What is meant by "firmly packed" food?

“Firmly packed” is most often applied to foods that are shredded, finely cut, sliced or “threads”, such as sauerkraut. These type of cuts more easily trap oxygen, and “packing” them firmly into the jar, helps to remove oxygen pockets.

This is an important step in the anaerobic fermentation process, and one that shouldn’t be skipped. And the good news is, it is very simple!

Dunk'R Photo
There are two packing stages: before and after the brine is added to the Pickl-It.
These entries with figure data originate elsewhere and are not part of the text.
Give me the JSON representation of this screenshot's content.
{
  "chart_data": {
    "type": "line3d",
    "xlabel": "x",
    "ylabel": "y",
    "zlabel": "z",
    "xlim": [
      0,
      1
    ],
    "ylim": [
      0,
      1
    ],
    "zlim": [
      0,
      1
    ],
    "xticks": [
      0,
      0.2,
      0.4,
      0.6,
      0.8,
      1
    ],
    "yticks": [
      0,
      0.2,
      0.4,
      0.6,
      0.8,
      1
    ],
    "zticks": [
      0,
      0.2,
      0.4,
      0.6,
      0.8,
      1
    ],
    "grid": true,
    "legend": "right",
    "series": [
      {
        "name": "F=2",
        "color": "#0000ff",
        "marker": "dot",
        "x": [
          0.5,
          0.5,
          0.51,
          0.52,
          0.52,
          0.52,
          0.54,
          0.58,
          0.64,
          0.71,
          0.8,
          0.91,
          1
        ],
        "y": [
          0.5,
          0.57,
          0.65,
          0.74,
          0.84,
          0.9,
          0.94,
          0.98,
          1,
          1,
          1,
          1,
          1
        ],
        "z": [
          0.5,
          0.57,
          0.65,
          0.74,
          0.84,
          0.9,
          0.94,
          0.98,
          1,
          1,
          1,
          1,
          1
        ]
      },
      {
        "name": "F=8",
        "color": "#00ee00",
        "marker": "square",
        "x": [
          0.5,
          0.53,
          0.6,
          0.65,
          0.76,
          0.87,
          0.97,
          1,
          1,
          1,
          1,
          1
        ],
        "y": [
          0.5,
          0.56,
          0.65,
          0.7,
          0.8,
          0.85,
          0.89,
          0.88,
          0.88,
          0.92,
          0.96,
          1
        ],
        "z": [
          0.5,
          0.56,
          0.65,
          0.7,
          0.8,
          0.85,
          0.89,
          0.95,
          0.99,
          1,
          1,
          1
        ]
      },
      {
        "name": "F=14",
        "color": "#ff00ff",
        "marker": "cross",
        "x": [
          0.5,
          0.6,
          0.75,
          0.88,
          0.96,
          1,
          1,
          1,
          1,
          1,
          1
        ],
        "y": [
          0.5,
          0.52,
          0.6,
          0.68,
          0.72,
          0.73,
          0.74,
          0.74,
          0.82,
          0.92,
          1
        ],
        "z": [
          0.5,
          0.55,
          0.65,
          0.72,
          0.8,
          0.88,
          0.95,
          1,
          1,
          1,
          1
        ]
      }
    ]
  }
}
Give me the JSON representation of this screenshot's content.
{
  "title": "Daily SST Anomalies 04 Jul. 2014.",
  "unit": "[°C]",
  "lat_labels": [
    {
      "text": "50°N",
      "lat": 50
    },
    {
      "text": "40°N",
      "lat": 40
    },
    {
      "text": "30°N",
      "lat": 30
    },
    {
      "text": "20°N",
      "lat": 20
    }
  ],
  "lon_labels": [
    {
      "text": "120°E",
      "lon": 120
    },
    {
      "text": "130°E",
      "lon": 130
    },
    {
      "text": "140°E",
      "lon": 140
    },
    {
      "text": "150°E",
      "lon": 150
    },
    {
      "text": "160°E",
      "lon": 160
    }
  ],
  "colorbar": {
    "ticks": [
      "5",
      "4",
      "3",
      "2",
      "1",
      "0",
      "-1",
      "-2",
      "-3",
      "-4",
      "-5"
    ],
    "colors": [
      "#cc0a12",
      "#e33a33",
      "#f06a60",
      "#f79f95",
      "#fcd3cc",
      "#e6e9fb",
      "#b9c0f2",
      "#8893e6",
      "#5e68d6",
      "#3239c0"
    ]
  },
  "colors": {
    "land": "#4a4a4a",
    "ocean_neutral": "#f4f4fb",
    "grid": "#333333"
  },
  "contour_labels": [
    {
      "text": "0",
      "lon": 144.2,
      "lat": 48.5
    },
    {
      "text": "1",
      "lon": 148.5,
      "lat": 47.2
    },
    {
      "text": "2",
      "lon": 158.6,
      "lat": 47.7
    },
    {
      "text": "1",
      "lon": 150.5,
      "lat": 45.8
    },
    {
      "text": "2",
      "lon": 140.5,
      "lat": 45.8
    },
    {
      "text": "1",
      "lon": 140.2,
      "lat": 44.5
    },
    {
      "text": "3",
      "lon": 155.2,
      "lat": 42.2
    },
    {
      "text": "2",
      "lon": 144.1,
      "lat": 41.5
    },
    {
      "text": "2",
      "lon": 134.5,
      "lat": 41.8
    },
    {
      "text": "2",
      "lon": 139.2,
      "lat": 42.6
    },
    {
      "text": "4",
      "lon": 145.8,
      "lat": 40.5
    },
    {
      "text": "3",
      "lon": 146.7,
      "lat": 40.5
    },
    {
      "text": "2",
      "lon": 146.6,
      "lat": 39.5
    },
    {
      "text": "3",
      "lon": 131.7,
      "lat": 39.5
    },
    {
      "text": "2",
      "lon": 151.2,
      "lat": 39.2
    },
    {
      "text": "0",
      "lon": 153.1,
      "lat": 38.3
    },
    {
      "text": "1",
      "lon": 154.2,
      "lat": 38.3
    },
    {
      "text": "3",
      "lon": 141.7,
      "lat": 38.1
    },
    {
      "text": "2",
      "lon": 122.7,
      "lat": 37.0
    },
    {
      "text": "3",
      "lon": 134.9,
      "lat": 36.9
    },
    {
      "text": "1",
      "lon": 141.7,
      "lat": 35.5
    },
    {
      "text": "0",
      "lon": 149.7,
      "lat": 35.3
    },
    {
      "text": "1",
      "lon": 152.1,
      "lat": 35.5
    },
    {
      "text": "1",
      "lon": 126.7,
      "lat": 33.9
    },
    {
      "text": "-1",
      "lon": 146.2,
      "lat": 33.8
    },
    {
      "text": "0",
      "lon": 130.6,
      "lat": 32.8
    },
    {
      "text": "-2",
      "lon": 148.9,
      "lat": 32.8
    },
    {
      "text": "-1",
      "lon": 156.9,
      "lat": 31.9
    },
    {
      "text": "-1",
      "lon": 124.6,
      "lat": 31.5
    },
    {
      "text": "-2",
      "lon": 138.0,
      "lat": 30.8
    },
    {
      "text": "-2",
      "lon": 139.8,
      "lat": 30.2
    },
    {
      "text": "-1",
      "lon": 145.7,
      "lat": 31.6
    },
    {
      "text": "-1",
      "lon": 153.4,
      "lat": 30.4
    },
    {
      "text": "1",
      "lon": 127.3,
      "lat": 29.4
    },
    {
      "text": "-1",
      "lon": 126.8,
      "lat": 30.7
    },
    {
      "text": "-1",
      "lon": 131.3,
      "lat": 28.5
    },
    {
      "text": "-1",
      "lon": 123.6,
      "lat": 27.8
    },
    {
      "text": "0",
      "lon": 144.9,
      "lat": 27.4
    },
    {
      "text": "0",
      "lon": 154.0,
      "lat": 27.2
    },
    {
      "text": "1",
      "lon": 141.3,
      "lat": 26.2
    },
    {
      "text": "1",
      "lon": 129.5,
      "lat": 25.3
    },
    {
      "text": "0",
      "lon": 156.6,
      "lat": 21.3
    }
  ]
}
Graphic No 1 Before the brine is added: Use a flat-bottomed long-handled wooden pestle, or the end of French-style rolling pin to push the food into the Pickl-It. You don’t need to use your weight, or mash the food. Working in layers, two-inches at a time, is the most efficient. Add a layer, push until you feel resistance, then add another layer.

Graphic No 2 After the brine is added: Use the Dunk’R, placing it on top the packed vegetables, and with the end of a narrow-French-style rolling pin, OR, the handle of a sturdy wooden spoon, push the Dunk’R down, applying even, steady pressure. You’ll see a burst of air bubbles escaping the vegetables.

Use the air bubbles as a guide in judging how much more “tamping” or “packing” is needed.

A simple rule-of-thumb is 3-6 pushes typically release adequate levels of oxygen.

Tip Star
When only a few, small bubbles break the brine surface, your food is adequately packed and enough oxygen has been removed.

Lactic-acid bacteria immediately begin the first phase of anaerobic fermentation.